Experimental Evidence of Fractional Entropy in Critical Kondo Systems

TL;DR

This study provides experimental thermodynamic evidence for fractional entropy associated with non-Abelian anyons in quantum-critical states, confirming their exotic quantum nature.

Contribution

It demonstrates a novel entropy measurement approach to identify non-Abelian anyons in engineered quantum-critical systems, advancing topological quantum computing research.

Findings

Measured fractional entropy consistent with Majorana zero modes and Fibonacci anyons.

Established entropy as a tool for characterizing non-Abelian quantum states.

Validated theoretical predictions of scaling dimensions for critical anyons.

Abstract

Unconventional quantum states defying the ubiquitous Fermi-liquid paradigm can emerge in the presence of strong electronic correlations. Among these, non-Abelian anyons - such as Majorana zero modes and Fibonacci anyons - are of particular interest for topological quantum computing due to their non-integer quantum dimensions d>1, which allows for protected non-local encoding and processing of quantum information.
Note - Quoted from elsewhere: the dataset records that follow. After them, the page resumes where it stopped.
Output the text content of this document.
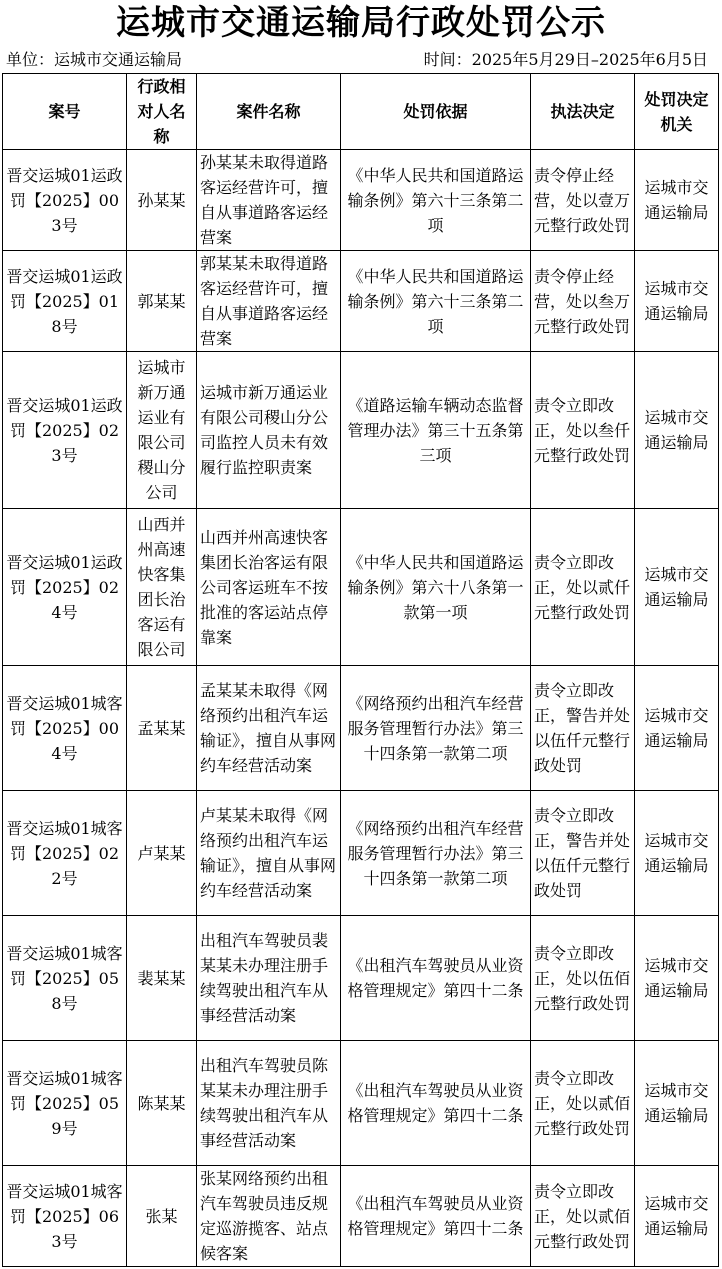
运城市交通运输局行政处罚公示
单位：运城市交通运输局	时间：2025年5月29日–2025年6月5日
案号	行政相对人名称	案件名称	处罚依据	执法决定	处罚决定机关
晋交运城01运政罚【2025】003号	孙某某	孙某某未取得道路客运经营许可，擅自从事道路客运经营案	《中华人民共和国道路运输条例》第六十三条第二项	责令停止经营，处以壹万元整行政处罚	运城市交通运输局
晋交运城01运政罚【2025】018号	郭某某	郭某某未取得道路客运经营许可，擅自从事道路客运经营案	《中华人民共和国道路运输条例》第六十三条第二项	责令停止经营，处以叁万元整行政处罚	运城市交通运输局
晋交运城01运政罚【2025】023号	运城市新万通运业有限公司稷山分公司	运城市新万通运业有限公司稷山分公司监控人员未有效履行监控职责案	《道路运输车辆动态监督管理办法》第三十五条第三项	责令立即改正，处以叁仟元整行政处罚	运城市交通运输局
晋交运城01运政罚【2025】024号	山西并州高速快客集团长治客运有限公司	山西并州高速快客集团长治客运有限公司客运班车不按批准的客运站点停靠案	《中华人民共和国道路运输条例》第六十八条第一款第一项	责令立即改正，处以贰仟元整行政处罚	运城市交通运输局
晋交运城01城客罚【2025】004号	孟某某	孟某某未取得《网络预约出租汽车运输证》，擅自从事网约车经营活动案	《网络预约出租汽车经营服务管理暂行办法》第三十四条第一款第二项	责令立即改正，警告并处以伍仟元整行政处罚	运城市交通运输局
晋交运城01城客罚【2025】022号	卢某某	卢某某未取得《网络预约出租汽车运输证》，擅自从事网约车经营活动案	《网络预约出租汽车经营服务管理暂行办法》第三十四条第一款第二项	责令立即改正，警告并处以伍仟元整行政处罚	运城市交通运输局
晋交运城01城客罚【2025】058号	裴某某	出租汽车驾驶员裴某某未办理注册手续驾驶出租汽车从事经营活动案	《出租汽车驾驶员从业资格管理规定》第四十二条	责令立即改正，处以伍佰元整行政处罚	运城市交通运输局
晋交运城01城客罚【2025】059号	陈某某	出租汽车驾驶员陈某某未办理注册手续驾驶出租汽车从事经营活动案	《出租汽车驾驶员从业资格管理规定》第四十二条	责令立即改正，处以贰佰元整行政处罚	运城市交通运输局
晋交运城01城客罚【2025】063号	张某	张某网络预约出租汽车驾驶员违反规定巡游揽客、站点候客案	《出租汽车驾驶员从业资格管理规定》第四十二条	责令立即改正，处以贰佰元整行政处罚	运城市交通运输局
However, despite considerable efforts, the unambiguous characterisation of such anyons via transport measurements has proved challenging. Instead, here we provide experimental evidence for the low-temperature fractional entropy Delta S associated with a single anyon, which directly implies its non-Abelian character through the relation Delta S = kB ln(d). This thermodynamic signature is measured in metal-semiconductor quantum circuits engineered to realize quantum-critical states from frustrated interactions. Using a micrometre-scale metallic island coupled to two or three electronic leads, we tune the system to two-channel and three-channel Kondo critical points. By measuring the island charge and exploiting a thermodynamic Maxwell relation, we estimate the entropy associated with the anyons that emerge in these critical states. Our observations reveal fractional values, exposing non-Abelian anyons. The corresponding scaling dimensions are consistent with theoretical predictions for a Majorana zero mode Delta S = kB ln(sqrt(2)) and a Fibonacci anyon Delta S = kB ln(1 +sqrt(5))/2 for two and three channels. These findings establish entropy measurements as a powerful tool for characterizing exotic quantum states.